When you enter the close-zoom view, the game scans all 132 tiles in the viewport (12 columns by 11 rows), and for each road tile it rolls against the district's traffic density to decide whether to spawn a car there, so higher-traffic districts are busier. Corner tiles are excluded from spawn points, so cars only appear on straight road tiles.

Cars that drive off the edge of the screen are respawned as a new (random) color car facing the other direction, on the tile going the other direction. This means that the game doesn't have to worry about respawning cars other than just every time one car drives of going east it spawns a new car below going west, etc.

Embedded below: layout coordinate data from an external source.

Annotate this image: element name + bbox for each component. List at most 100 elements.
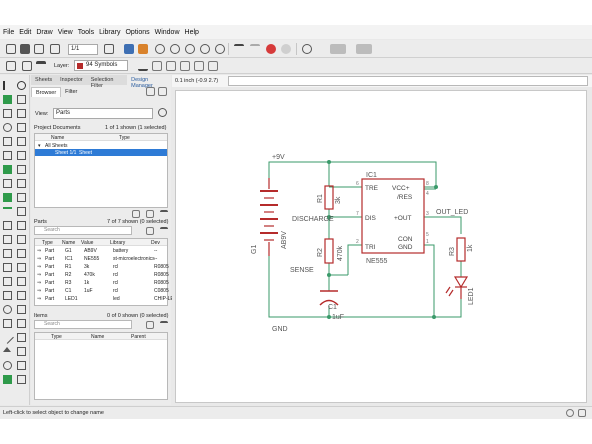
bend-icon[interactable] — [194, 61, 204, 71]
menu-draw[interactable]: Draw — [36, 29, 52, 36]
expand-icon[interactable] — [146, 227, 154, 235]
info-icon[interactable] — [3, 81, 12, 90]
help-icon[interactable] — [302, 44, 312, 54]
polygon-icon[interactable] — [17, 333, 26, 342]
zoom-select-icon[interactable] — [200, 44, 210, 54]
tab-browser[interactable]: Browser — [31, 87, 62, 97]
erc-icon[interactable] — [17, 263, 26, 272]
menu-view[interactable]: View — [58, 29, 73, 36]
list-icon[interactable] — [160, 321, 168, 329]
design-link-icon[interactable] — [330, 44, 346, 54]
attribute-icon[interactable] — [3, 277, 12, 286]
menu-edit[interactable]: Edit — [19, 29, 31, 36]
hole-icon[interactable] — [17, 319, 26, 328]
pentagon-icon[interactable] — [17, 347, 26, 356]
delete-icon[interactable] — [3, 151, 12, 160]
go-icon[interactable] — [281, 44, 291, 54]
bend-icon[interactable] — [208, 61, 218, 71]
text-icon[interactable] — [17, 291, 26, 300]
display-icon[interactable] — [3, 95, 12, 104]
group-icon[interactable] — [3, 137, 12, 146]
menu-window[interactable]: Window — [155, 29, 180, 36]
tab-selection-filter[interactable]: Selection Filter — [87, 75, 127, 89]
table-row[interactable]: ⇒ Part LED1 led CHIP-LE — [35, 295, 174, 302]
bus-icon[interactable] — [17, 193, 26, 202]
wire-icon[interactable] — [3, 207, 12, 216]
cam-icon[interactable] — [50, 44, 60, 54]
arc-icon[interactable] — [3, 305, 12, 314]
table-row[interactable]: ⇒ Part R3 1k rcl R0805 — [35, 279, 169, 286]
show-icon[interactable] — [17, 81, 26, 90]
table-row[interactable]: ⇒ Part IC1 NE555 st-microelectronics -- — [35, 255, 167, 262]
expand-icon[interactable] — [132, 210, 140, 218]
gateswap-icon[interactable] — [17, 165, 26, 174]
fusion-sync-icon[interactable] — [356, 44, 372, 54]
table-row[interactable]: ⇒ Part C1 1uF rcl C0805 — [35, 287, 169, 294]
print-icon[interactable] — [34, 44, 44, 54]
bend-icon[interactable] — [166, 61, 176, 71]
zoom-in-icon[interactable] — [170, 44, 180, 54]
save-icon[interactable] — [20, 44, 30, 54]
stop-icon[interactable] — [266, 44, 276, 54]
undo-icon[interactable] — [234, 44, 244, 54]
bend-icon[interactable] — [152, 61, 162, 71]
pinswap-icon[interactable] — [3, 179, 12, 188]
change-icon[interactable] — [17, 277, 26, 286]
tab-sheets[interactable]: Sheets — [31, 75, 56, 85]
collapse-icon[interactable] — [146, 210, 154, 218]
invoke-icon[interactable] — [3, 263, 12, 272]
net-icon[interactable] — [3, 193, 12, 202]
tab-filter[interactable]: Filter — [61, 87, 81, 97]
frame-icon[interactable] — [17, 305, 26, 314]
zoom-out-icon[interactable] — [185, 44, 195, 54]
menu-tools[interactable]: Tools — [78, 29, 94, 36]
stop-command-icon[interactable] — [566, 409, 574, 417]
rotate-icon[interactable] — [3, 123, 12, 132]
miter-icon[interactable] — [3, 249, 12, 258]
menu-library[interactable]: Library — [99, 29, 120, 36]
junction-icon[interactable] — [17, 207, 26, 216]
parts-search-input[interactable]: Search — [34, 226, 132, 235]
schematic-icon[interactable] — [138, 44, 148, 54]
split-icon[interactable] — [17, 179, 26, 188]
value-icon[interactable] — [3, 235, 12, 244]
sheet-select[interactable]: 1/1 — [68, 44, 98, 55]
line-icon[interactable] — [1, 331, 14, 344]
menu-options[interactable]: Options — [125, 29, 149, 36]
zoom-last-icon[interactable] — [215, 44, 225, 54]
text-add-icon[interactable] — [17, 375, 26, 384]
layer-settings-icon[interactable] — [22, 61, 32, 71]
command-input[interactable] — [228, 76, 588, 86]
schematic-canvas[interactable]: +9V GND DISCHARGE SENSE OUT_LED IC1 NE55… — [175, 90, 587, 403]
pointer-icon[interactable] — [146, 87, 155, 96]
tree-item[interactable]: ▾ All Sheets — [35, 142, 167, 149]
label-icon[interactable] — [3, 221, 12, 230]
tab-design-manager[interactable]: Design Manager — [127, 75, 171, 89]
tab-inspector[interactable]: Inspector — [56, 75, 87, 85]
replace-icon[interactable] — [3, 165, 12, 174]
expand-icon[interactable] — [146, 321, 154, 329]
menu-file[interactable]: File — [3, 29, 14, 36]
move-icon[interactable] — [3, 109, 12, 118]
bend-icon[interactable] — [180, 61, 190, 71]
list-icon[interactable] — [160, 210, 168, 218]
ruler-icon[interactable] — [3, 319, 12, 328]
items-search-input[interactable]: Search — [34, 320, 132, 329]
add-icon[interactable] — [17, 151, 26, 160]
table-row[interactable]: ⇒ Part R1 3k rcl R0805 — [35, 263, 169, 270]
menu-help[interactable]: Help — [185, 29, 199, 36]
board-icon[interactable] — [124, 44, 134, 54]
open-icon[interactable] — [6, 44, 16, 54]
filter-icon[interactable] — [36, 61, 46, 71]
circle-icon[interactable] — [3, 361, 12, 370]
paste-icon[interactable] — [17, 137, 26, 146]
help-icon[interactable] — [158, 108, 167, 117]
list-icon[interactable] — [160, 227, 168, 235]
mark-icon[interactable] — [17, 95, 26, 104]
zoom-fit-icon[interactable] — [155, 44, 165, 54]
copy-icon[interactable] — [17, 109, 26, 118]
mirror-icon[interactable] — [17, 123, 26, 132]
tree-item-selected[interactable]: Sheet 1/1 Sheet — [35, 149, 167, 156]
redo-icon[interactable] — [250, 44, 260, 54]
settings-icon[interactable] — [578, 409, 586, 417]
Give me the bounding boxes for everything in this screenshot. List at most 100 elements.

Pay attention to the cars driving off the map at the edges, notice they are replaced by cars driving the opposite direction.

When you scroll, the newly exposed strip of tiles gets the same treatment of having a chance of having cars spawned on them.

Why it works

Looking back at my failed attempts, I was designing for problems that the original just didn't consider. Cars don't need pathfinding because the map tells them where to go. Collision detection was cheap because the early-exit logic makes most pairs basically free. There's no velocity or physics because 1 pixel per tick is enough to look convincing. When you're about to hit something just pause for 10 ticks, and when you have to make a turn you just travel half the width of the tile and then make your turn, works on every tile in any direction.

I reimplemented it following the assembly pretty closely, so just a couple of switch statements with different routing options per tile type, you can see the decide_desired_direction method in Car.cpp.